You can send your first request to vLLM with the following example from the command line of the SeaTable AI container. This makes sure that all your environment variables are correctly set and that the ip address of SeaTable AI is part of the list of allowed IP addresses configured with VLLM_ALLOWED_IPS.

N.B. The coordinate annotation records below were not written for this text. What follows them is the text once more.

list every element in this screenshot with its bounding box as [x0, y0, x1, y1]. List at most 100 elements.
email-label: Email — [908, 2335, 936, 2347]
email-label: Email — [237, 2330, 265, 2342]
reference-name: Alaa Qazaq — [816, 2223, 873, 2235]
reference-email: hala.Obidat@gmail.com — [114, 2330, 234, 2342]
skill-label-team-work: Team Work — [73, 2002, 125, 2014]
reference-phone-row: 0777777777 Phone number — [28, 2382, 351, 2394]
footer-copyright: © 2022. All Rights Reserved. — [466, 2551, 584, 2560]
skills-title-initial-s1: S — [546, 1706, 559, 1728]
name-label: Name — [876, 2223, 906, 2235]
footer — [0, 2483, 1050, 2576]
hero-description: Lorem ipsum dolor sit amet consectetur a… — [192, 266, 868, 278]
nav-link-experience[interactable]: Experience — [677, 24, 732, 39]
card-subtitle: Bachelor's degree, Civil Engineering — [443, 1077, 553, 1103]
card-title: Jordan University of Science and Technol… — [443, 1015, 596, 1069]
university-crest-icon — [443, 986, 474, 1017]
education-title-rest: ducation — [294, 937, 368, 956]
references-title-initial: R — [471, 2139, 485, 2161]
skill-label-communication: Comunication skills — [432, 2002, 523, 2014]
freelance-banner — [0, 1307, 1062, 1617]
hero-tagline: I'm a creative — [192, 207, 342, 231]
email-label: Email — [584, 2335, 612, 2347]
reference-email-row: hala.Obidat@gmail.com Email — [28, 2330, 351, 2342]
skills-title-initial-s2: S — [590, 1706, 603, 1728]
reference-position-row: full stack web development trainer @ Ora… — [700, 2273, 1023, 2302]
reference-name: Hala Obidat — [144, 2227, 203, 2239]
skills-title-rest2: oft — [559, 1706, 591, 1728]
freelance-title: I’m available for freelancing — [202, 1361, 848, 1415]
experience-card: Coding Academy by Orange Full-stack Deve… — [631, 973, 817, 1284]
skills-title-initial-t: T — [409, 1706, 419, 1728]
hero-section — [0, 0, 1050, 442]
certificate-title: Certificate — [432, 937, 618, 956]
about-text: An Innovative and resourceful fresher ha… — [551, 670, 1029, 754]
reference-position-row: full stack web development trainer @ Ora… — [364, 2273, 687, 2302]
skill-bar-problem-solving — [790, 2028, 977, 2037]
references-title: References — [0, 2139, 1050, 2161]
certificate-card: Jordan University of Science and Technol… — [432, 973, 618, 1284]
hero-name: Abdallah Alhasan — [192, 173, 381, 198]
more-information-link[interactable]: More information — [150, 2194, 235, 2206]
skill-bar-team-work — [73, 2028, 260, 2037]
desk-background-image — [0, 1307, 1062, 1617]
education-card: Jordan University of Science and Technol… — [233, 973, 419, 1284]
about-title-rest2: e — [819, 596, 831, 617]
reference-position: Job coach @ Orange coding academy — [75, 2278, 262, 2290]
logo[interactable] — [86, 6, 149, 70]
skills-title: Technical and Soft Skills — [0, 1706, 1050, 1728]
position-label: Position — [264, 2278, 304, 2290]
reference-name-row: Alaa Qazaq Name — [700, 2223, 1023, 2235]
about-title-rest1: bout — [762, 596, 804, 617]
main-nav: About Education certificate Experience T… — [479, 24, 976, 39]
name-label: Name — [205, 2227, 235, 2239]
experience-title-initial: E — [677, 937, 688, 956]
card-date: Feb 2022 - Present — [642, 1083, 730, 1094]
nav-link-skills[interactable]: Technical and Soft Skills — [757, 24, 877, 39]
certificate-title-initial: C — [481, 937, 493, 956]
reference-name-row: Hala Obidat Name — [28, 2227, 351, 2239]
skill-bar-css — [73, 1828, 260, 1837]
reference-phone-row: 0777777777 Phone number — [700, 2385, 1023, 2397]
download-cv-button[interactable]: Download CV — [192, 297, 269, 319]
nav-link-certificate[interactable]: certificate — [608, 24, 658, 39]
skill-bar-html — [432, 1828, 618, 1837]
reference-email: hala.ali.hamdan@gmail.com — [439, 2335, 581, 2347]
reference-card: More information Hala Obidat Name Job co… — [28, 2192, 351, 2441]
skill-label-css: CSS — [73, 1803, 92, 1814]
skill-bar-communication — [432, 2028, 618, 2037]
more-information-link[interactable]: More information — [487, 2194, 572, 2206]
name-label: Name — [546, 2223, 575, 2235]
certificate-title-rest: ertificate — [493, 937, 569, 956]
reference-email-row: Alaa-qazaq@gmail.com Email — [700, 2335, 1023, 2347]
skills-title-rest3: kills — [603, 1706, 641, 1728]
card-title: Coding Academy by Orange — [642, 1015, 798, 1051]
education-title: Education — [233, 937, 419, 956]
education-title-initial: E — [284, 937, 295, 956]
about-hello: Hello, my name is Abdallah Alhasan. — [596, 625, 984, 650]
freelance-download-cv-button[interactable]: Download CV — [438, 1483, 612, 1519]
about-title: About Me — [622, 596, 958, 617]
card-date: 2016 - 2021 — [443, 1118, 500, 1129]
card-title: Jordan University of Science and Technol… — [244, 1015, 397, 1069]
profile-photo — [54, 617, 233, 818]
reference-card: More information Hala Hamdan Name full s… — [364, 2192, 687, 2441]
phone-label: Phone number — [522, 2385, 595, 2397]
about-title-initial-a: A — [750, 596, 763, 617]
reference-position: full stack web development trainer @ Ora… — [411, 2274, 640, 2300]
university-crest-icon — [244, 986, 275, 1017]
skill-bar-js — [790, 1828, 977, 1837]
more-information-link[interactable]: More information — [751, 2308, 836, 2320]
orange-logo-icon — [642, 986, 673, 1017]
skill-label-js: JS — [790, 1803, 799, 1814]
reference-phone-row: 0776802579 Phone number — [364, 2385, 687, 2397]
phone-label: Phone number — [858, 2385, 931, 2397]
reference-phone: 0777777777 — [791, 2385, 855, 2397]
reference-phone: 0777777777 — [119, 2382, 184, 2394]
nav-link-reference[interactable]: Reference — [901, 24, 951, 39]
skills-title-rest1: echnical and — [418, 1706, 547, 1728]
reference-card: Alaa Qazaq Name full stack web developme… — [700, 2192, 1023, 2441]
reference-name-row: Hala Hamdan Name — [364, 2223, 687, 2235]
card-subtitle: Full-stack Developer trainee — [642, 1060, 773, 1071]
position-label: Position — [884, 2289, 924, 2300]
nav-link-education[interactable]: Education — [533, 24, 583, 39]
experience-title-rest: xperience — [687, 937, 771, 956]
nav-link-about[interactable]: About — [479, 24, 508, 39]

docker exec -i seatable-ai bash -s <<EOF
curl -fsSL \$SEATABLE_AI_LLM_URL/chat/completions \
  -H "Content-Type: application/json" \
  -H "Authorization: Bearer \$SEATABLE_AI_LLM_KEY" \
  -d '{  
    "model": "$SEATABLE_AI_LLM_MODEL",
    "messages": [                                                     
      {"role": "system", "content": "You are a helpful assistant."},    
      {"role": "user", "content": "How many inhabitants does Germany have?"}
    ]
  }'
EOF

Example output

Here is an example response from vLLM:

{
  "id": "chatcmpl-02d3a0161ed647e988b5a93088435670",
  "object": "chat.completion",
  "created": 1761910895,
  "model": "RedHatAI/gemma-3-12b-it-quantized.w4a16",
  "choices": [
    {
      "index": 0,
      "message": {
        "role": "assistant",
        "content": "As of late 2023/early 2024, Germany has approximately
            **83.24 million** inhabitants.\n\nIt's always good to remember
            that population figures are constantly changing!\n\n\n\nDo you
            want to know anything else about Germany?",
        "refusal": null,
        "annotations": null,
        "audio": null,
        "function_call": null,
        "tool_calls": [],
        "reasoning_content": null
      },
      "logprobs": null,
      "finish_reason": "stop",
      "stop_reason": 106,
      "token_ids": null
    }
  ],
  "service_tier": null,
  "system_fingerprint": null,
  "usage": {
    "prompt_tokens": 23,
    "total_tokens": 79,
    "completion_tokens": 56,
    "prompt_tokens_details": null
  },
  "prompt_logprobs": null,
  "prompt_token_ids": null,
  "kv_transfer_params": null
}

🥳 Congratulations! Everything is set up and you can start to build AI-powered automations in SeaTable with your own self-hosted vLLM.